Since hQTLs calling is slightly underpowered due to the small sample size (n=36), we took a simple approach of comparing our cell specific and bulk tissue hQTLs with data from genome wide association studies (GWAS) for schizophrenia 30. We took all associations with p < 5 ×10−8 that are in high LD (r2 > 0.8) with the lead SNP and evaluated their overlap with our hQTLs. Comparisons across bulk tissue, neuronal and neuronal-depleted chromatin revealed strong cell type-specific effects for many of these risk-associated loci. For example, H3K4me3 peaks near MIR137 showed stronger hQTLs in neuronal samples than neuronal depleted and bulk tissue samples with localization of lead SNP rs1702294. H3K27ac peaks showed even stronger cell specific hQTL signal near the voltage-gated calcium channel CACNA1C in neuronal samples, whereas peaks for both histone marks near FURIN showed an hQTL single only in neuronal depleted samples (Figure 5, S12, Table S10A–J).
Epigenomic variation between ACC and PFC
Cell type is the major source of quantitative variation in histone modification, with 55,628 H3K4me3 and 117,708 H3K27ac peak regions epigenetically different across cell types at FDR 5% (Figure 6A, Figure S14A). Unsurprisingly, for each histone mark, functional enrichment by gene categories was highly specific for cell type (Figure 6B). However, differences in histone modification between ACC and PFC were much smaller due to the similarity between the brain regions. Differential histone modification analysis between brain regions in neuronal cells identified 508 H3K4me3 and 10,797 H3K27ac peaks with increased modification in ACC, as well as 696 H3K4me3 and 10,665 H3K27ac peaks in PFC (Figure S14B, S15A–C, Table S11, S12). Interestingly, there was minimal region-specific signal in neuron-depleted chromatin with only 27 H3K4me3 and 18 H3K27ac peaks with increased modification in ACC were identified, and none in PFC (Figure S15D). These results indicate dramatically higher regional specificity for the population of neurons compared to their surrounding non-neuronal cells in the frontal lobe. It remains to be determined whether the differential histone acetylation landscapes in PFC vs. ACC neurons are reflective of differences in neurocognitive function between these cortical areas.

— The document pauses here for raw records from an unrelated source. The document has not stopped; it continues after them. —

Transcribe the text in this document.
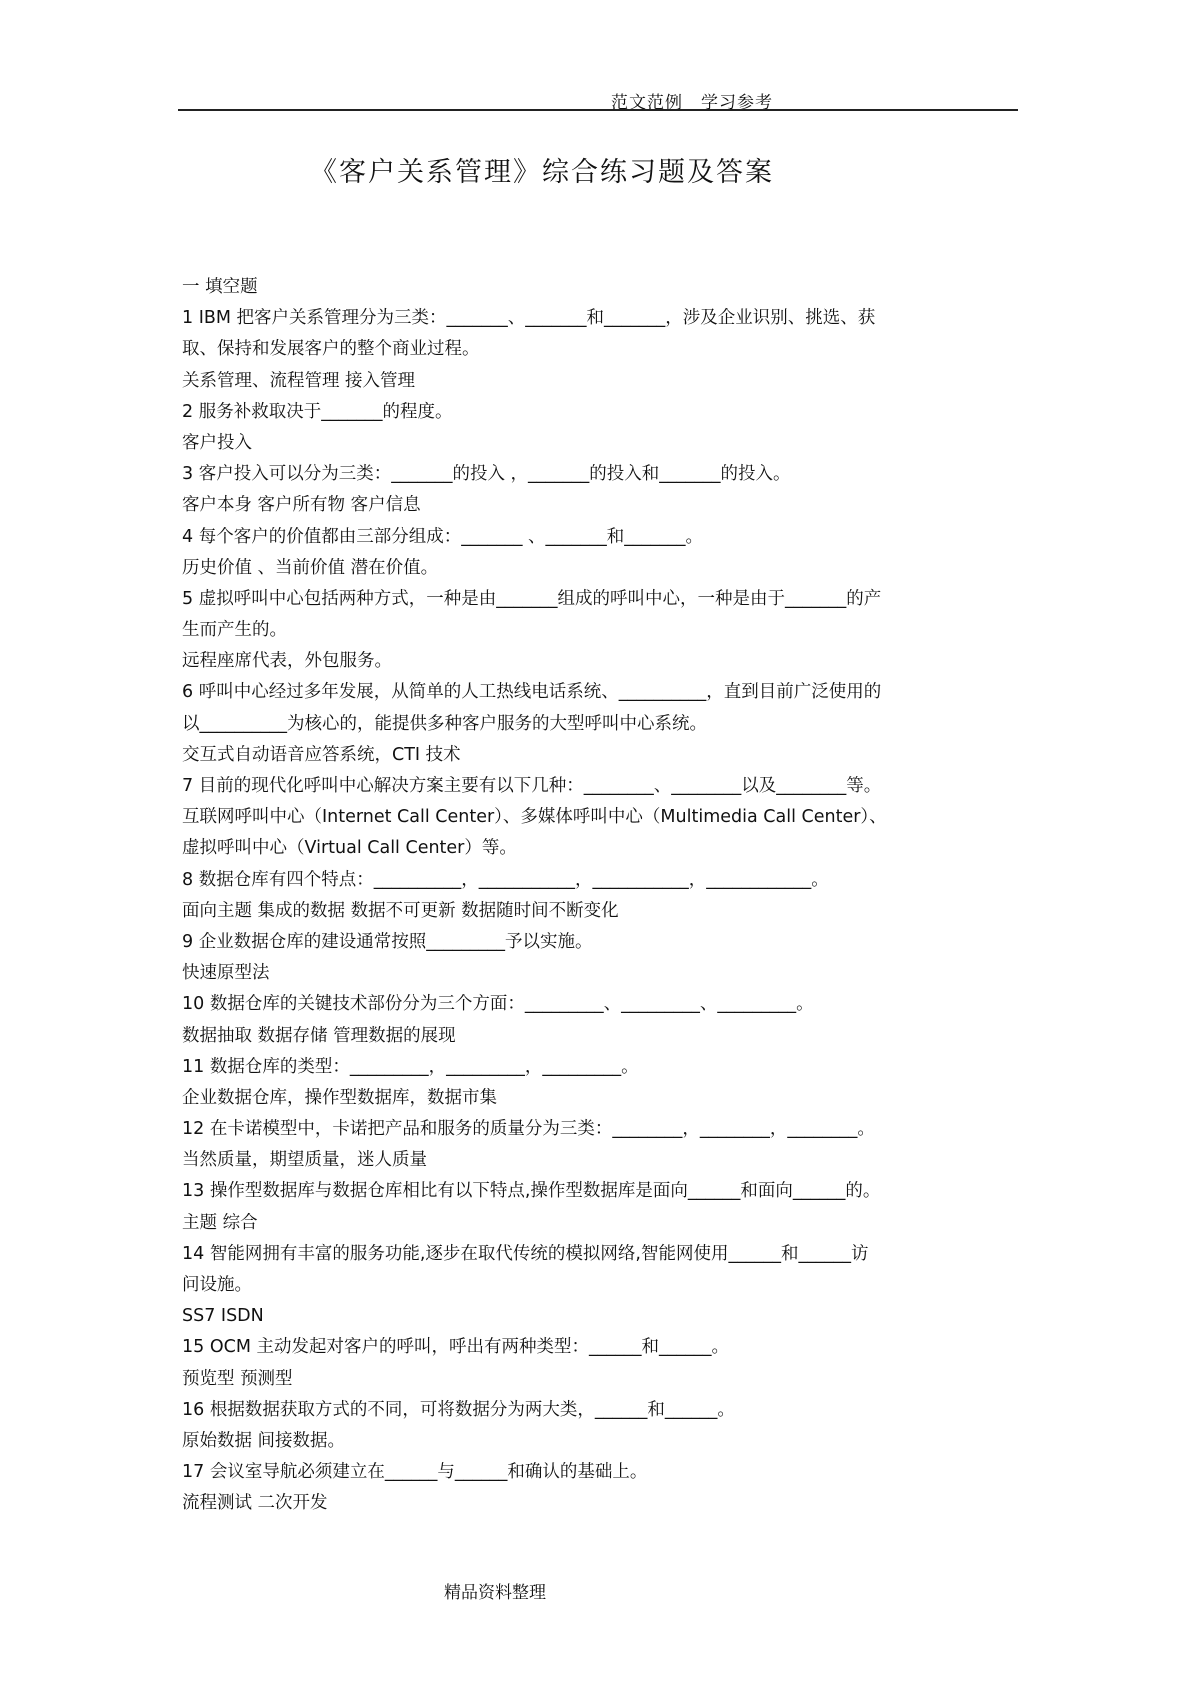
范文范例　学习参考
《客户关系管理》综合练习题及答案
一 填空题
1 IBM 把客户关系管理分为三类：_______、_______和_______，涉及企业识别、挑选、获
取、保持和发展客户的整个商业过程。
关系管理、流程管理 接入管理
2 服务补救取决于_______的程度。
客户投入
3 客户投入可以分为三类：_______的投入 ，_______的投入和_______的投入。
客户本身 客户所有物 客户信息
4 每个客户的价值都由三部分组成：_______ 、_______和_______。
历史价值 、当前价值 潜在价值。
5 虚拟呼叫中心包括两种方式，一种是由_______组成的呼叫中心，一种是由于_______的产
生而产生的。
远程座席代表，外包服务。
6 呼叫中心经过多年发展，从简单的人工热线电话系统、__________，直到目前广泛使用的
以__________为核心的，能提供多种客户服务的大型呼叫中心系统。
交互式自动语音应答系统，CTI 技术
7 目前的现代化呼叫中心解决方案主要有以下几种：________、________以及________等。
互联网呼叫中心（Internet Call Center）、多媒体呼叫中心（Multimedia Call Center）、
虚拟呼叫中心（Virtual Call Center）等。
8 数据仓库有四个特点：__________，___________，___________，____________。
面向主题 集成的数据 数据不可更新 数据随时间不断变化
9 企业数据仓库的建设通常按照_________予以实施。
快速原型法
10 数据仓库的关键技术部份分为三个方面：_________、_________、_________。
数据抽取 数据存储 管理数据的展现
11 数据仓库的类型：_________，_________，_________。
企业数据仓库，操作型数据库，数据市集
12 在卡诺模型中，卡诺把产品和服务的质量分为三类：________，________，________。
当然质量，期望质量，迷人质量
13 操作型数据库与数据仓库相比有以下特点,操作型数据库是面向______和面向______的。
主题 综合
14 智能网拥有丰富的服务功能,逐步在取代传统的模拟网络,智能网使用______和______访
问设施。
SS7 ISDN
15 OCM 主动发起对客户的呼叫，呼出有两种类型：______和______。
预览型 预测型
16 根据数据获取方式的不同，可将数据分为两大类，______和______。
原始数据 间接数据。
17 会议室导航必须建立在______与______和确认的基础上。
流程测试 二次开发
精品资料整理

For example, there is robust ACC activation with regard to reward processing, pain, affect and emotion31. In contrast, dorsolateral PFC is frequently implicated in the regulation of goal directed behavior including working memory and executive functions32. We note that multiple peak regions that are differentially modified between PFC and ACC neurons are proximal to neuropsychiatric risk genes (Table S13, S14). These include the forkhead transcription factor FOXP1 which functions synergistically with a related molecule, FOXP2, to regulate cognition and speech33, the exocytosis-regulator CADPS2 which is essential for axonal release of brain-derived nerve growth factor (BDNF)34, and the GRIK4 kainate receptor relevant for a broader range of disorders on the autism, mood and psychosis spectrum 35, 36.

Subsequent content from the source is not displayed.